Claudia Sheinbaum enfrenta una oportunidad decisiva: ejercer plenamente la presidencia y romper con los pactos político-criminales heredados
La presidenta Sheinbaum está obligada a imponer su autoridad en el gobierno y en el partido oficial de manera inmediata, pues de otra manera perderá capacidad de mando y sucumbirá a una subordinación política abierta frente a López Obrador. Los escenarios que se abren son múltiples, y dependen de la forma y el ritmo en que la presidenta decida reaccionar frente al reto del viejo caudillo.
Hace dos años hablé de la posibilidad de que se abriera un “escenario boliviano”, que en aquel momento se refería al pleito abierto entre el presidente Luis Arce y el expresidente y líder social Evo Morales. Esa confrontación, como sabemos, terminó en una tragedia terrible que llevó a la destrucción del MAS (Movimiento al Socialismo) como partido y a su irrelevancia política.
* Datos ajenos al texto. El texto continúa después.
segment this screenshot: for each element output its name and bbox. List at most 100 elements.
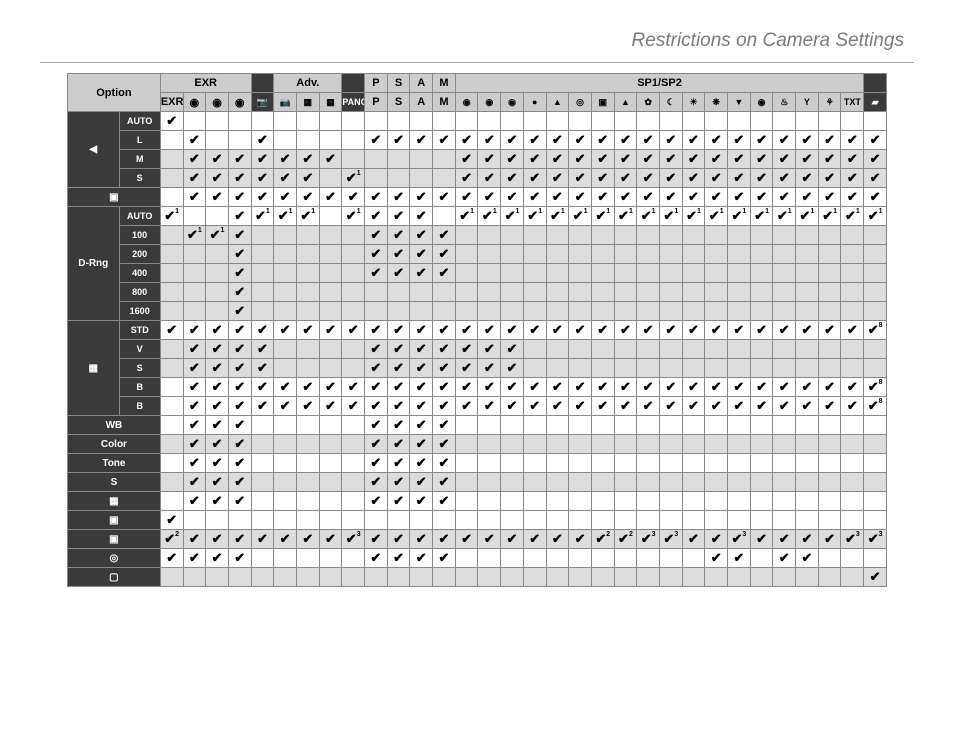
cell [342,340,365,359]
cell [455,511,478,530]
cell [659,112,682,131]
cell [319,112,342,131]
cell [206,302,229,321]
cell: ✔ [796,131,819,150]
cell: ✔ [637,378,660,397]
cell: ✔ [387,549,410,568]
col-header: ☾ [659,93,682,112]
cell: ✔ [228,378,251,397]
cell: ✔ [365,473,388,492]
cell [319,359,342,378]
cell: ✔ [659,188,682,207]
cell [750,302,773,321]
cell: ✔ [183,359,206,378]
cell [365,169,388,188]
cell: ✔2 [160,530,183,549]
cell: ✔ [206,473,229,492]
cell [433,207,456,226]
cell [569,416,592,435]
cell [274,511,297,530]
cell [569,435,592,454]
cell: ✔ [387,264,410,283]
cell: ✔ [206,492,229,511]
table-row: ▣✔✔✔✔✔✔✔✔✔✔✔✔✔✔✔✔✔✔✔✔✔✔✔✔✔✔✔✔✔✔✔ [68,188,887,207]
cell [455,473,478,492]
cell [183,264,206,283]
restrictions-table: OptionEXRAdv.PSAMSP1/SP2 EXR◉◉◉📷📷▦▦PANOP… [67,73,887,587]
cell: ✔ [728,150,751,169]
cell [342,245,365,264]
cell [728,283,751,302]
cell [682,112,705,131]
page-title: Restrictions on Camera Settings [40,30,914,52]
cell: ✔ [773,397,796,416]
cell [569,245,592,264]
col-header: M [433,93,456,112]
cell [296,302,319,321]
cell: ✔ [455,169,478,188]
cell: ✔ [296,321,319,340]
cell [682,473,705,492]
cell [342,264,365,283]
cell: ✔ [523,378,546,397]
cell [796,359,819,378]
cell: ✔ [796,378,819,397]
cell [682,226,705,245]
cell [228,511,251,530]
cell [160,131,183,150]
cell: ✔ [546,169,569,188]
col-group-header [342,74,365,93]
col-header: 📷 [274,93,297,112]
cell [478,416,501,435]
table-row: 200✔✔✔✔✔ [68,245,887,264]
cell [478,112,501,131]
cell [342,435,365,454]
table-row: ◎✔✔✔✔✔✔✔✔✔✔✔✔ [68,549,887,568]
title-rule [40,62,914,63]
cell: ✔ [410,131,433,150]
cell [410,283,433,302]
cell: ✔ [501,340,524,359]
cell: ✔1 [342,169,365,188]
cell [773,359,796,378]
cell: ✔ [773,321,796,340]
cell: ✔ [342,378,365,397]
cell: ✔ [864,169,887,188]
cell [523,511,546,530]
cell: ✔ [705,530,728,549]
table-row: ◀AUTO✔ [68,112,887,131]
cell: ✔ [274,150,297,169]
cell: ✔ [773,188,796,207]
cell: ✔ [228,340,251,359]
cell: ✔2 [614,530,637,549]
cell: ✔1 [478,207,501,226]
cell: ✔ [387,492,410,511]
cell [591,492,614,511]
cell [591,302,614,321]
cell [637,340,660,359]
col-header: ◉ [478,93,501,112]
cell: ✔ [365,435,388,454]
cell [591,283,614,302]
cell [818,473,841,492]
cell: ✔ [228,549,251,568]
cell: ✔ [410,530,433,549]
cell: ✔ [818,378,841,397]
cell: ✔ [455,321,478,340]
cell [864,112,887,131]
cell [569,511,592,530]
row-group-label: ▦ [68,321,120,416]
col-header: ◉ [228,93,251,112]
cell [478,568,501,587]
cell [569,112,592,131]
cell: ✔ [682,321,705,340]
cell: ✔1 [682,207,705,226]
col-group-header: P [365,74,388,93]
cell: ✔ [841,131,864,150]
cell [841,264,864,283]
cell: ✔ [478,397,501,416]
cell [523,359,546,378]
table-row: 1600✔ [68,302,887,321]
cell [773,492,796,511]
cell [705,435,728,454]
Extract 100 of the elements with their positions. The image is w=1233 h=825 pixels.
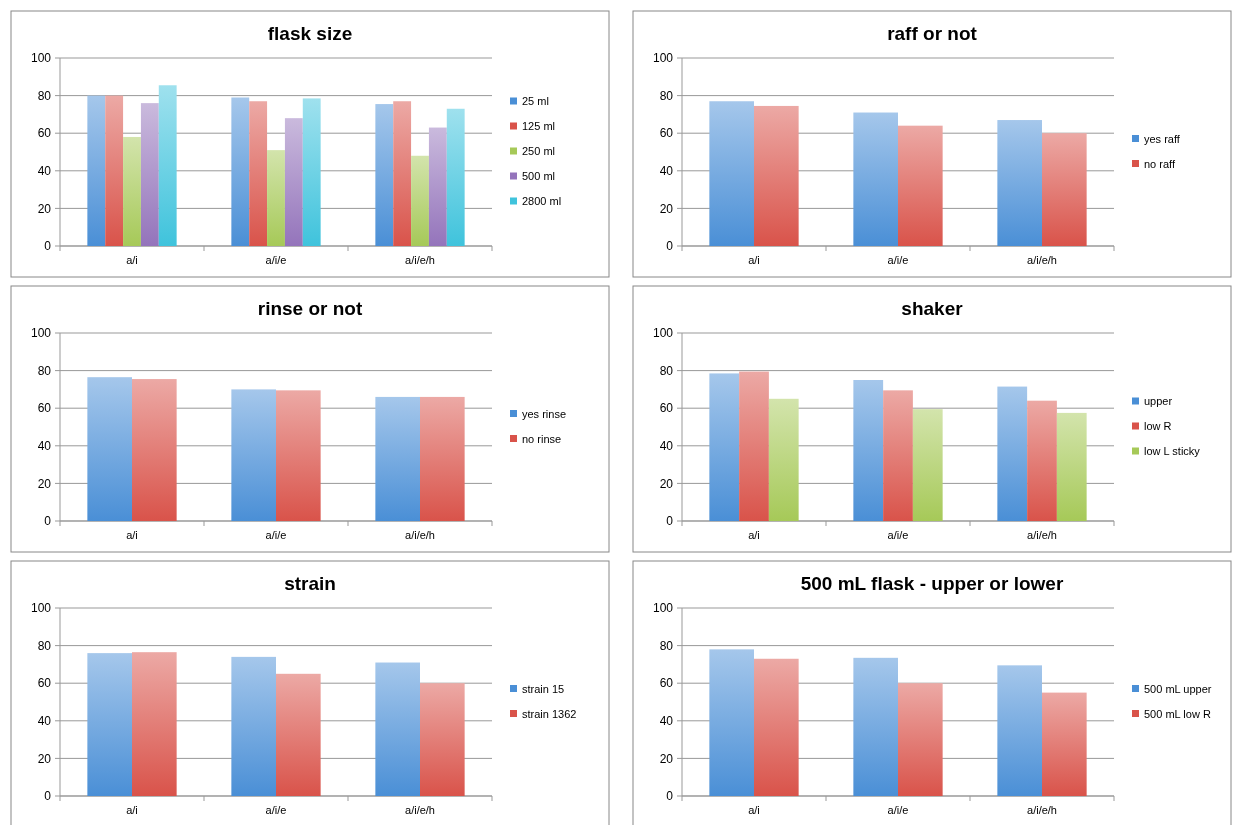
bar	[302, 98, 321, 246]
bar	[898, 125, 943, 246]
y-tick-label: 40	[37, 714, 52, 728]
legend-label: low L sticky	[1144, 445, 1201, 458]
bar	[446, 108, 465, 246]
y-tick-label: 0	[44, 789, 52, 804]
y-tick-label: 0	[44, 514, 52, 529]
bar	[709, 649, 754, 796]
chart-title: strain	[284, 573, 336, 594]
x-tick-label: a/i/e/h	[405, 254, 435, 266]
x-tick-label: a/i	[748, 254, 760, 266]
y-tick-label: 20	[37, 751, 52, 766]
bar	[1042, 133, 1087, 246]
y-tick-label: 60	[659, 401, 674, 416]
bar	[276, 390, 321, 521]
legend-label: strain 1362	[522, 707, 577, 720]
legend-label: no rinse	[522, 432, 562, 445]
y-tick-label: 40	[37, 164, 52, 178]
bar	[853, 380, 884, 521]
bar	[87, 95, 106, 246]
bar	[898, 683, 943, 796]
bar	[997, 386, 1028, 521]
bar	[411, 155, 429, 246]
legend-label: yes raff	[1144, 132, 1181, 145]
y-tick-label: 80	[37, 88, 52, 103]
bar	[140, 103, 159, 246]
x-tick-label: a/i/e/h	[1027, 529, 1057, 541]
bar	[276, 673, 321, 796]
bar	[375, 104, 394, 246]
y-tick-label: 0	[666, 514, 674, 529]
bar	[375, 662, 420, 796]
bar	[754, 658, 799, 796]
bar	[123, 136, 141, 246]
bar	[132, 379, 177, 521]
bar	[1027, 400, 1057, 521]
x-tick-label: a/i/e/h	[405, 804, 435, 816]
bar	[709, 101, 754, 246]
bar	[768, 398, 799, 521]
y-tick-label: 0	[44, 239, 52, 254]
bar	[249, 101, 268, 246]
bar	[87, 377, 132, 521]
y-tick-label: 100	[652, 601, 674, 616]
bar	[231, 97, 250, 246]
y-tick-label: 60	[37, 126, 52, 141]
legend-label: no raff	[1144, 157, 1176, 170]
y-tick-label: 20	[37, 201, 52, 216]
y-tick-label: 100	[30, 601, 52, 616]
chart-title: raff or not	[887, 23, 978, 44]
y-tick-label: 60	[659, 126, 674, 141]
legend-label: yes rinse	[522, 407, 567, 420]
chart-title: rinse or not	[257, 298, 363, 319]
bar	[1042, 692, 1087, 796]
x-tick-label: a/i/e	[265, 804, 287, 816]
y-tick-label: 20	[37, 476, 52, 491]
x-tick-label: a/i	[126, 254, 138, 266]
y-tick-label: 80	[659, 88, 674, 103]
bar	[853, 657, 898, 796]
y-tick-label: 40	[37, 439, 52, 453]
y-tick-label: 100	[30, 51, 52, 66]
x-tick-label: a/i/e	[265, 254, 287, 266]
legend-label: 500 mL low R	[1144, 707, 1211, 720]
y-tick-label: 40	[659, 714, 674, 728]
legend-label: 25 ml	[522, 95, 549, 108]
y-tick-label: 100	[30, 326, 52, 341]
y-tick-label: 80	[659, 363, 674, 378]
bar	[1056, 412, 1087, 521]
legend-label: 2800 ml	[522, 195, 562, 208]
y-tick-label: 80	[659, 638, 674, 653]
bar	[883, 390, 913, 521]
bar	[853, 112, 898, 246]
bar	[393, 101, 412, 246]
bar	[375, 396, 420, 521]
x-tick-label: a/i	[748, 804, 760, 816]
legend-label: 500 mL upper	[1144, 682, 1212, 695]
bar	[231, 656, 276, 796]
y-tick-label: 60	[659, 676, 674, 691]
y-tick-label: 100	[652, 51, 674, 66]
x-tick-label: a/i/e	[887, 529, 909, 541]
y-tick-label: 0	[666, 239, 674, 254]
legend-label: 125 ml	[522, 120, 556, 133]
y-tick-label: 100	[652, 326, 674, 341]
legend-label: 500 ml	[522, 170, 556, 183]
bar	[709, 373, 740, 521]
x-tick-label: a/i/e	[265, 529, 287, 541]
bar	[231, 389, 276, 521]
bar	[428, 127, 447, 246]
x-tick-label: a/i/e/h	[1027, 804, 1057, 816]
bar	[158, 85, 177, 246]
bar	[87, 653, 132, 796]
bar	[997, 120, 1042, 246]
bar	[912, 409, 943, 521]
x-tick-label: a/i/e/h	[405, 529, 435, 541]
bar	[754, 105, 799, 246]
legend-label: strain 15	[522, 682, 565, 695]
y-tick-label: 20	[659, 751, 674, 766]
x-tick-label: a/i	[126, 529, 138, 541]
y-tick-label: 60	[37, 401, 52, 416]
chart-title: shaker	[901, 298, 964, 319]
bar	[420, 396, 465, 521]
x-tick-label: a/i/e	[887, 804, 909, 816]
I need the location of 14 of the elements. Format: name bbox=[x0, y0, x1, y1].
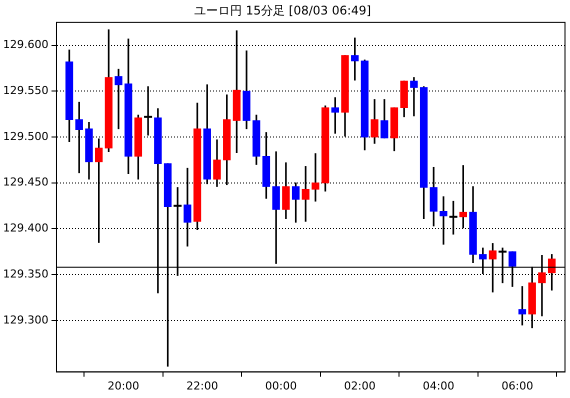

Creo que a estas alturas ese escenario es improbable, porque el poder de López Obrador es menor al que tenía en el momento de la transición de mando, pero además porque la clase política en su conjunto reconoce la debilidad del gobierno mexicano frente a Estados Unidos y la necesidad de romper con los pactos político-criminales si se trata de darle viabilidad a mediano y largo plazos al Estado mexicano.
Sin embargo, la confrontación puede convertirse en un ciclo largo y complicado de batallas parciales si López Obrador decide no plantear una guerra de posiciones sino una de movimientos, es decir, una confrontación que tendría múltiples momentos y espacios de batalla.
AMLO podría tratar de ganar batallas significativas, por ejemplo, en la designación de candidaturas a gobernadoras y gobernadores y en la defensa a ultranza de su propia familia y círculo íntimo, aliándose para ello a mandos militares involucrados en actos de corrupción. Queda mucho por ver, pero no cabe duda de que la presidenta Sheinbaum tiene una oportunidad de establecer por fin su autoridad en un momento decisivo de la historia nacional.
* Investigador del Instituto de Investigaciones Histórico-Sociales de la Universidad Veracruzana.